You are viewing a plain text version of this content. The canonical link for it is here.
Posted to dev@lucy.apache.org by Marvin Humphrey <ma...@rectangular.com> on 2011/05/02 17:43:05 UTC
Re: [lucy-dev] Simplifying the Query Parser
On Mon, Apr 18, 2011 at 02:16:33PM -0700, David E. Wheeler wrote:
> On Apr 18, 2011, at 12:41 PM, Marvin Humphrey wrote:
> > The others are all solvable by tightening up the parser:
> >
> > * Currently field names must match /[0-9A-Za-z_]+/. We should require
> > them to be identifiers, i.e. they must not start with a number:
> > /[A-Za-z_][0-9A-Za-z_]*/
> > * QueryParser should use single-token lookahead to enforce that field name
> > constructs must be followed by something sensible.
>
> And if it's not, what then?
If it's not, as in the forward slash following the colon in
'http://www.apache.org/', then we consume the whole thing as a leaf --
typically resulting in a phrase query.
> What if it's sensible but the field doesn't exist (or is private)?
For now, we just use the field name. Starting in 0.2.0, I think we should
consider parsing such constructs as NoMatchQueries. But that's a more
involved change.
> > This issue should not block 0.1.0, which is almost done.
>
> Well, if the handling of PHP::Interpreter is a bug, should that not be fixed
> before 0.1.0?
Yes, I agree.
With r1096201 and r1096207, the two changes proposed above have been
implemented. There is no change in behavior unless set_heed_colons() has been
invoked. If heed_colons is true, then the following query strings will now
produce sensible results:
http://www.apache.org/
10:30
PHP::Interpreter
This will still produce an unexpected result:
mailto:me@example.com
Marvin Humphrey
Re: [lucy-dev] Simplifying the Query Parser
Posted by "David E. Wheeler" <da...@kineticode.com>.
On May 2, 2011, at 8:43 AM, Marvin Humphrey wrote:
>>> The others are all solvable by tightening up the parser:
>>>
>>> * Currently field names must match /[0-9A-Za-z_]+/. We should require
>>> them to be identifiers, i.e. they must not start with a number:
>>> /[A-Za-z_][0-9A-Za-z_]*/
>>> * QueryParser should use single-token lookahead to enforce that field name
>>> constructs must be followed by something sensible.
>>
>> And if it's not, what then?
>
> If it's not, as in the forward slash following the colon in
> 'http://www.apache.org/', then we consume the whole thing as a leaf --
> typically resulting in a phrase query.
Great. Wouldn't work for mailto:foo@bar.com, though.

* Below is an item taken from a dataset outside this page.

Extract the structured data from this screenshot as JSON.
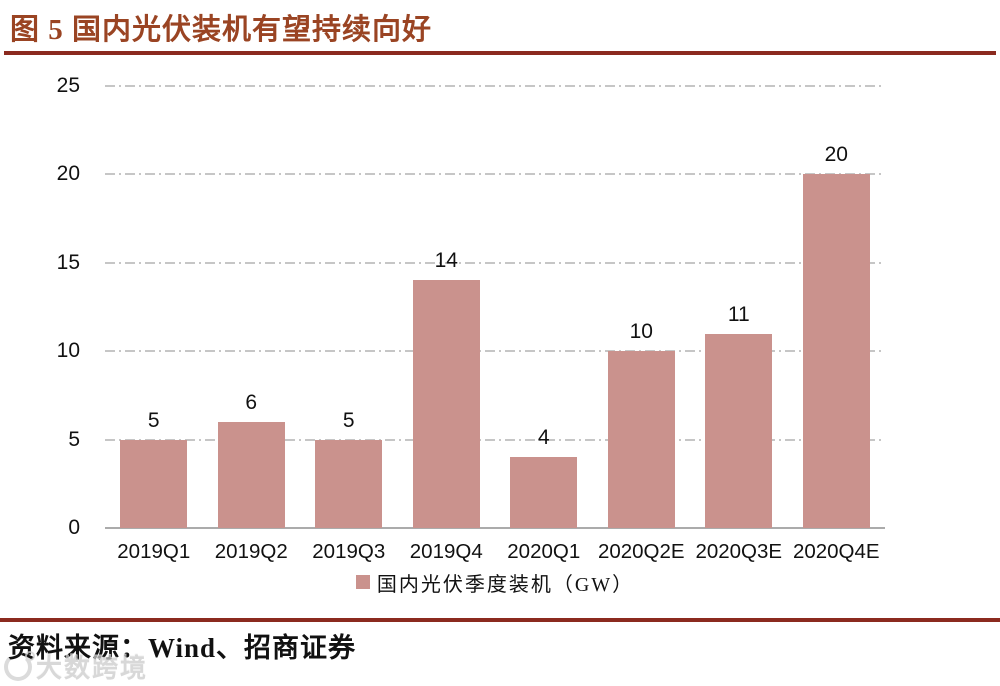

>> What if it's sensible but the field doesn't exist (or is private)?
>
> For now, we just use the field name. Starting in 0.2.0, I think we should
> consider parsing such constructs as NoMatchQueries. But that's a more
> involved change.
What does that mean?
>>> This issue should not block 0.1.0, which is almost done.
>>
>> Well, if the handling of PHP::Interpreter is a bug, should that not be fixed
>> before 0.1.0?
>
> Yes, I agree.
>
> With r1096201 and r1096207, the two changes proposed above have been
> implemented. There is no change in behavior unless set_heed_colons() has been
> invoked. If heed_colons is true, then the following query strings will now
> produce sensible results:
>
> http://www.apache.org/
> 10:30
> PHP::Interpreter
>
> This will still produce an unexpected result:
>
> mailto:me@example.com
Sounds like a great improvement, thanks!
David